We now want to plot the associated structure. The following code plots the nodes given a matrix `A`

:

In [ ]:

```
using PyPlot
A=[0. 1. 3. 4.;
0. 1. 1. 0.]
x=vec(A[1,:]) # A vector of [x_1,x_2,…,x_n]
y=vec(A[2,:]) # a Vector of [y_1,y_2,…,y_n]
plot(x,y;marker="o",linestyle="") # plot dots at each coordinate specified by x and y
axis([-1,5,-1,1.5]) # change the axis so that x ranges between -1 and 5 and y ranges between 0 and 1.5;
```

**Exercise 5(a)** Complete the following function to plot the nodes as dots as above, and the bars as lines. Hint: It is easiest to call `plot`

multiple times in a for loop, once for each row of `B`

. Excercise 1 might help simplify the code. It is also easier to design functions line-by-line outside of a function definition.

In [ ]:

```
using PyPlot
import PyPlot.plot
function plot(S::Structure)
A=S.nodes
# plot the nodes
x=vec(A[1,:])
y=vec(A[2,:])
plot(x,y;marker="o",linestyle="")
## TODO: plot the bars
# the following code changes the axis so all nodes are visible
minx=minimum(A[1,:])
maxx=maximum(A[1,:])
miny=minimum(A[2,:])
maxy=maximum(A[2,:])
axis([minx-1,maxx+1,miny-1,maxy+1])
end
```

**5(b)** Check that this plots correctly:

In [80]:

```
S=Structure([0. 1. 3. 4.;
0. 1. 1. 0.])
addbar!(S,1,2)
addbar!(S,3,4)
addbar!(S,1,3)
plot(S);
```

The force each bar will make on the nodes will be a function of how long they are. Remember that the 2-norm gives the Euclidean length of a vector.
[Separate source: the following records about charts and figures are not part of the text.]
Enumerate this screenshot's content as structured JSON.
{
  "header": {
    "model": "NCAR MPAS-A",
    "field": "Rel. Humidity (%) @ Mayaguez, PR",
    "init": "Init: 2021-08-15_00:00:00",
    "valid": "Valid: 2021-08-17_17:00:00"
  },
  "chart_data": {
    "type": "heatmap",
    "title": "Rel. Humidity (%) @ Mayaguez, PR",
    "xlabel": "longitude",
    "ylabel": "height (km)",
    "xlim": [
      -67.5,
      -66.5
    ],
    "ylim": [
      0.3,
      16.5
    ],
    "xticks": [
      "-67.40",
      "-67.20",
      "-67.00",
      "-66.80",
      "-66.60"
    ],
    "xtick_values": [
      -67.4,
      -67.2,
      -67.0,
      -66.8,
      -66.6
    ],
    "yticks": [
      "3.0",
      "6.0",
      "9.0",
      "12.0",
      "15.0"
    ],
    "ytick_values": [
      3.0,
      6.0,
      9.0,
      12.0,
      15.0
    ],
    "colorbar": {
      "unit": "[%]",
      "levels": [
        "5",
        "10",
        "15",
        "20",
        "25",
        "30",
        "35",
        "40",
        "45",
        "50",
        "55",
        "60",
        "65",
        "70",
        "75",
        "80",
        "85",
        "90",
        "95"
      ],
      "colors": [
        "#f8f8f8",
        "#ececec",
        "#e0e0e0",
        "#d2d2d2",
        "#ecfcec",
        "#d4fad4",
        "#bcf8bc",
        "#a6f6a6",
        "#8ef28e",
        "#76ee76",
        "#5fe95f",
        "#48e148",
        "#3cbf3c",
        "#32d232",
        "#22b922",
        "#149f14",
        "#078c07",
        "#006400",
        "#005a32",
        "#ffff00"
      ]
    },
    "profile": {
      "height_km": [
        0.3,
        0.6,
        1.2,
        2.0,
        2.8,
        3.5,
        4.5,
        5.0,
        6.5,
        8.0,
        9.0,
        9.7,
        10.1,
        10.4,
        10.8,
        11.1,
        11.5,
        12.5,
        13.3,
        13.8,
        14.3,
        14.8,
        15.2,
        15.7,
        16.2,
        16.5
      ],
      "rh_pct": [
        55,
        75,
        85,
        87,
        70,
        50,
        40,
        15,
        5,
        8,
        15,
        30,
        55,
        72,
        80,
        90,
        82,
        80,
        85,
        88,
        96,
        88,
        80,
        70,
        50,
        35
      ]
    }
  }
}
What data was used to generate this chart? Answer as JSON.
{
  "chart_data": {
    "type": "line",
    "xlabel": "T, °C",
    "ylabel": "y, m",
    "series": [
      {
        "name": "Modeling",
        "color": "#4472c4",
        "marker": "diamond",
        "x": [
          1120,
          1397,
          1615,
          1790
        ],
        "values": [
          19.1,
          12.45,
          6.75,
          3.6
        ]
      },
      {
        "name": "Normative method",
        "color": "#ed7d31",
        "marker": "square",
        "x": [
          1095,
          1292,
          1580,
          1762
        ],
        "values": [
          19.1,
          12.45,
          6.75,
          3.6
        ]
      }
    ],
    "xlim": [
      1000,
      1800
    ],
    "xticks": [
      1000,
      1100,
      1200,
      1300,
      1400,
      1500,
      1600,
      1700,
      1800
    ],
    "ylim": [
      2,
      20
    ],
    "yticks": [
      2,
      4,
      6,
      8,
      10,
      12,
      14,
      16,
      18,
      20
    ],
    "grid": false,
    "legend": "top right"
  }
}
**Exercise 6(a)** Write a function called `barlength(S::Structure,k::Integer)`

that returns the length of the `k`

th bar.

In [ ]:

```
```

**6(b)** Verify the following returns `3.1622776601683795`

:

In [ ]:

```
S=Structure([0. 1. 3. 4.;
0. 1. 1. 0.])
addbar!(S,1,2)
addbar!(S,3,4)
addbar!(S,1,3)
barlength(S,3)
```

To calculate the forces on a structure, we need to compare it with a *reference* structure: this is the structure where the bars are at their natural length, and so no forces are acting on the structure. We have two quantities that we are interested in: the *displacement* of the nodes, and the *elongation* of the vectors.

The following code returns a `2`

x `n`

matrix containing the displacement of each of the `n`

-nodes:

In [ ]:

```
function displacement(S::Structure,ref::Structure)
if numnodes(ref)!=numnodes(S)
error("The two structures have a different number of nodes, so cannot be compared.")
end
n=numnodes(ref)
ret=zeros(2,n)
for k=1:n
ret[:,k]=S.nodes[:,k]-ref.nodes[:,k]
end
ret
end
ref=Structure([0. 1. 3. 4.;
0. 1. 1. 0.])
S=Structure([0. 1.2 3.1 4.5;
0.1 1. 1.1 0.])
displacement(S,ref)
```

**Exercise 7(a)** Write a function `elongation(S::Structure,ref::Structure)`

that returns a `Vector`

of length `numbars(S)`

containing how far the bars of `S`

have been elongated when compared to the bars of `ref`

.

In [ ]:

```
```

**7(b)** Verify the following returns

```
3-element Array{Float64,1}:
0.0857864
0.366236
0.0950218
```

In [ ]:

```
ref=Structure([0. 1. 3. 4.;
0. 1. 1. 0.])
addbar!(ref,1,2)
addbar!(ref,3,4)
addbar!(ref,1,3)
S=Structure([0. 1.2 3.1 4.5;
0.1 1. 1.1 0.])
addbar!(S,1,2)
addbar!(S,3,4)
addbar!(S,1,3)
elongation(S,ref)
```

Next lecture we will construct a linear system to determine whether a given structure is stable or not.